Royal Philharmonic Society honours 'life-changing' musicians
The Royal Philharmonic Society (RPS) has announced that it will award its most prestigious honour to five musicians to mark its 200th birthday.
The recipients, who include British viola player Rosemary Nalden and pianist Ricardo Castro, will be given an honorary membership.
The society, which has only given out 131 memberships in the past 187 years, said the musicians had all made a "profound difference" with their work.
They will receive the awards on 14 May.
Former pilot Armand Diangienda, who founded a symphony orchestra in Kinshasa in the Democratic Republic of Congo, is among those to be honoured.

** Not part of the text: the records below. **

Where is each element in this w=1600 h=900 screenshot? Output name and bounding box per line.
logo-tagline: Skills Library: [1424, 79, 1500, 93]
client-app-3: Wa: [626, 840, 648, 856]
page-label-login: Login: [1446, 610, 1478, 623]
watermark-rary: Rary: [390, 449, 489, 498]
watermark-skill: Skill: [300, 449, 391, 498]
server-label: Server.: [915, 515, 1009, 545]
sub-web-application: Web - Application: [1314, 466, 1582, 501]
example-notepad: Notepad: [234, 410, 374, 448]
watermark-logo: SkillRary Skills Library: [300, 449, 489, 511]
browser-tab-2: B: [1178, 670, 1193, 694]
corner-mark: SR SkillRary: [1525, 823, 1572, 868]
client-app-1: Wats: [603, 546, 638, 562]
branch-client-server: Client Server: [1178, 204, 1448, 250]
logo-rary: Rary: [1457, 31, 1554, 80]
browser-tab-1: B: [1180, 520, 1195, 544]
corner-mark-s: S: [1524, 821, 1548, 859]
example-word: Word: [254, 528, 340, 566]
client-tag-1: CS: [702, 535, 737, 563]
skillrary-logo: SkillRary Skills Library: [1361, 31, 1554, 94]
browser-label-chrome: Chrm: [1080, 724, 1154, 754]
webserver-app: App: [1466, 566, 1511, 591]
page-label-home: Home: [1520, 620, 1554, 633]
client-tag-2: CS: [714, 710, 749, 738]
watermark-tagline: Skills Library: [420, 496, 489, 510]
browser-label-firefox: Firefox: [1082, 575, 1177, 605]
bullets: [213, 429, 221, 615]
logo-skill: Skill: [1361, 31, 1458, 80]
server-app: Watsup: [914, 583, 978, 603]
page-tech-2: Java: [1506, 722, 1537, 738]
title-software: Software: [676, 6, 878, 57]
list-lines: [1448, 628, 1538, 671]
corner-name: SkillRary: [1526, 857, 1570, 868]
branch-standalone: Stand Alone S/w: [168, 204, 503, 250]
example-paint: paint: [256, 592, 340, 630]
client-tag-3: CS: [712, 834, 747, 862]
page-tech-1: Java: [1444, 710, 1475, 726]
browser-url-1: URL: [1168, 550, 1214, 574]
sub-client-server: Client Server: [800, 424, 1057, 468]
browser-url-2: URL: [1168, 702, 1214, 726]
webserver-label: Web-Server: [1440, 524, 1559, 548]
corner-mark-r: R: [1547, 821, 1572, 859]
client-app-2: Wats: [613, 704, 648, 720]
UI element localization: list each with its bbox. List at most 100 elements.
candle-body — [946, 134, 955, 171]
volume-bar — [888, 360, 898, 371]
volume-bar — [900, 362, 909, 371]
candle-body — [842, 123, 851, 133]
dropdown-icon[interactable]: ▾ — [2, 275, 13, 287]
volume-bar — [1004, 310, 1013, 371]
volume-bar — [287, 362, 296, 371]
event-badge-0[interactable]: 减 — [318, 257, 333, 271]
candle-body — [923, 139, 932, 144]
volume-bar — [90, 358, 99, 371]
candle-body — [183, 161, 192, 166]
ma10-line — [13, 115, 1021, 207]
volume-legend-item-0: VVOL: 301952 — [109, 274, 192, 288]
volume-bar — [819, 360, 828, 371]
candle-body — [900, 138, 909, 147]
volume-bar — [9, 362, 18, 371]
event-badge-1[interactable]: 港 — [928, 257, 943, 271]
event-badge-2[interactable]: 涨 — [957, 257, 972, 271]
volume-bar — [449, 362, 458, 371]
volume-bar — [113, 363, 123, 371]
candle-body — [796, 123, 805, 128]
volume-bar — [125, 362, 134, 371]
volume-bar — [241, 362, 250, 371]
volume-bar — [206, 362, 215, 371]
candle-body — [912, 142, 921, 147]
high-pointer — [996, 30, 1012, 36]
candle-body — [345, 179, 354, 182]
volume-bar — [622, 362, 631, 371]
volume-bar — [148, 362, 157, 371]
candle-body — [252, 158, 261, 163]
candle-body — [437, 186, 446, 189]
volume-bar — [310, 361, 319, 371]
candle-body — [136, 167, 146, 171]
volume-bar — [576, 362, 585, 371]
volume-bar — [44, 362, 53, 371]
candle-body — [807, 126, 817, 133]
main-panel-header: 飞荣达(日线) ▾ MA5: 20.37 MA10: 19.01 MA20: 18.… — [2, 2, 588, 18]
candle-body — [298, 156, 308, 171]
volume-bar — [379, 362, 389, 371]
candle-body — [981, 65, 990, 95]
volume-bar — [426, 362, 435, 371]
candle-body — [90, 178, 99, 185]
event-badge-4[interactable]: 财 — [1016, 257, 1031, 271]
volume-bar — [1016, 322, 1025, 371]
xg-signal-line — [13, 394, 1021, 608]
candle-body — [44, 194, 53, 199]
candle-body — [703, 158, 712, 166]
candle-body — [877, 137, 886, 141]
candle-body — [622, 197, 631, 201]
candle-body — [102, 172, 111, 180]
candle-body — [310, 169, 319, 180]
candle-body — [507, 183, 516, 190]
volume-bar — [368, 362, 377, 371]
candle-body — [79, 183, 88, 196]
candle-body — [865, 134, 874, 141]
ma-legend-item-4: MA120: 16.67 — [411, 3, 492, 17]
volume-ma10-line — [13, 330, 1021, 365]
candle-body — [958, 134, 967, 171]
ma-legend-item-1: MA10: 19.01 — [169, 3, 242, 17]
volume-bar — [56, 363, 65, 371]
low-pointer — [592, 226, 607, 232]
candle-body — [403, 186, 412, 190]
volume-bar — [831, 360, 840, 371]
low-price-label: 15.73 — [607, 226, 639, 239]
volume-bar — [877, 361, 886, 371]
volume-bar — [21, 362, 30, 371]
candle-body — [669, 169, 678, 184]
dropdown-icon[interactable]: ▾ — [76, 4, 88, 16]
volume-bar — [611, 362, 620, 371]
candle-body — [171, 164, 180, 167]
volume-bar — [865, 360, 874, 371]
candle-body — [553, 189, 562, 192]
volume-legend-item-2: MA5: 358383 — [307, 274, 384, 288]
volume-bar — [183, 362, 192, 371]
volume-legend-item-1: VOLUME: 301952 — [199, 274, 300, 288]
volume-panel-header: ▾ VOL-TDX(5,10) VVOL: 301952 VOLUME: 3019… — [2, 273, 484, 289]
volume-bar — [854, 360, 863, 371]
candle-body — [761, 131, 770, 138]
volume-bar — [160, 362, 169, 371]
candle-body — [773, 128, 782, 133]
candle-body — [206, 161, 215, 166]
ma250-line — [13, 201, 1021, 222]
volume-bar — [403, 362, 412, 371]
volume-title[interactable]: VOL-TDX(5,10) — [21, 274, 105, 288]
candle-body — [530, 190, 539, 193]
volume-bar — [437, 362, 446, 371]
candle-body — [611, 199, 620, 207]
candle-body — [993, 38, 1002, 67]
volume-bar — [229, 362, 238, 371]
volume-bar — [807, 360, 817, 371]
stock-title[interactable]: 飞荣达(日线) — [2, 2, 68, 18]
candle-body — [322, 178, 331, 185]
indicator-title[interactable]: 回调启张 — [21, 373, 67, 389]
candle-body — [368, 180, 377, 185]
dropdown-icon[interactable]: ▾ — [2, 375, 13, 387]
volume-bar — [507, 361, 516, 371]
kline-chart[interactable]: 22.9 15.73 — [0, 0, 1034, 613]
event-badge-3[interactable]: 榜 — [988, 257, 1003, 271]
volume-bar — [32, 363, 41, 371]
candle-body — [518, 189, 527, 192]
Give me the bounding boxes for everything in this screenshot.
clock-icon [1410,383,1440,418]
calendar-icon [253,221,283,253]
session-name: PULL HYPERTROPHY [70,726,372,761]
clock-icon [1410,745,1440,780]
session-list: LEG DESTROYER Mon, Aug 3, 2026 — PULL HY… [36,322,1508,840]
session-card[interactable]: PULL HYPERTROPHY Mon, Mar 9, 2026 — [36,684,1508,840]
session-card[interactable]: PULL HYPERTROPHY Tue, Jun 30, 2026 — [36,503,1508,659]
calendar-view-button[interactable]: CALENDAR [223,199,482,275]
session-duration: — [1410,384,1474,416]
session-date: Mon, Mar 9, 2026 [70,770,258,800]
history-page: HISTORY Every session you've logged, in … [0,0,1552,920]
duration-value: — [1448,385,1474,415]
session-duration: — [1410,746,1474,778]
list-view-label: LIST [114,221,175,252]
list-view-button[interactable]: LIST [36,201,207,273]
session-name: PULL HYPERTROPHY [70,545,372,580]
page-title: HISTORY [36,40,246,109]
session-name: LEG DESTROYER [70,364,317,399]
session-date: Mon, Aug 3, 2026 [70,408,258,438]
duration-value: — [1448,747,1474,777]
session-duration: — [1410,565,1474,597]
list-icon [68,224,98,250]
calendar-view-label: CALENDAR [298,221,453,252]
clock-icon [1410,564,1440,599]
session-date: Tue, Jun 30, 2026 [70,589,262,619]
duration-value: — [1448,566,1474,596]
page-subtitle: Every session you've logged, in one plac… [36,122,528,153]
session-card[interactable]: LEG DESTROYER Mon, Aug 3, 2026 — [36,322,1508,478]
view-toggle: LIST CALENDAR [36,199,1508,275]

Rosemary Nalden will be recognised for her work in a stringed instrument school in Soweto, South Africa. Ricardo Castro founded a youth music programme in Brazil.
Dr Ahmad Sarmast, who set up the Afghanistan National Institute of Music, and violinist Aaron P Dworkin, will also receive honorary memberships.
RPS chairman John Gilhooly said the musicians were chosen because they "understand the fundamental importance of culture in society and its potential to change lives".
"Each has shown tenacity and vision, and each is driven by a 'love of their art' which is very much in keeping with the founding principles of the RPS," he added.
The RPS was formed in 1813 and the first honorary membership was awarded in 1826.
The society's annual Music Awards, which honour musicians, composers, writers and arts organisations, are described by organisers as "the highest recognition for live classical music in the UK".
This year sees the young musicians who performed at the London 2012 Olympic Games Opening Ceremony competing for the learning and participation prize.
Welsh opera star Bryn Terfel is among the big names nominated in the singer category, alongside the English mezzo-sopranos Alice Coote and Sarah Connolly and the US tenor Bryan Hymel.
BBC Radio 3's Sara Mohr-Pietsch and Sean Rafferty will host the ceremony, which will be broadcast on the station on 19 May.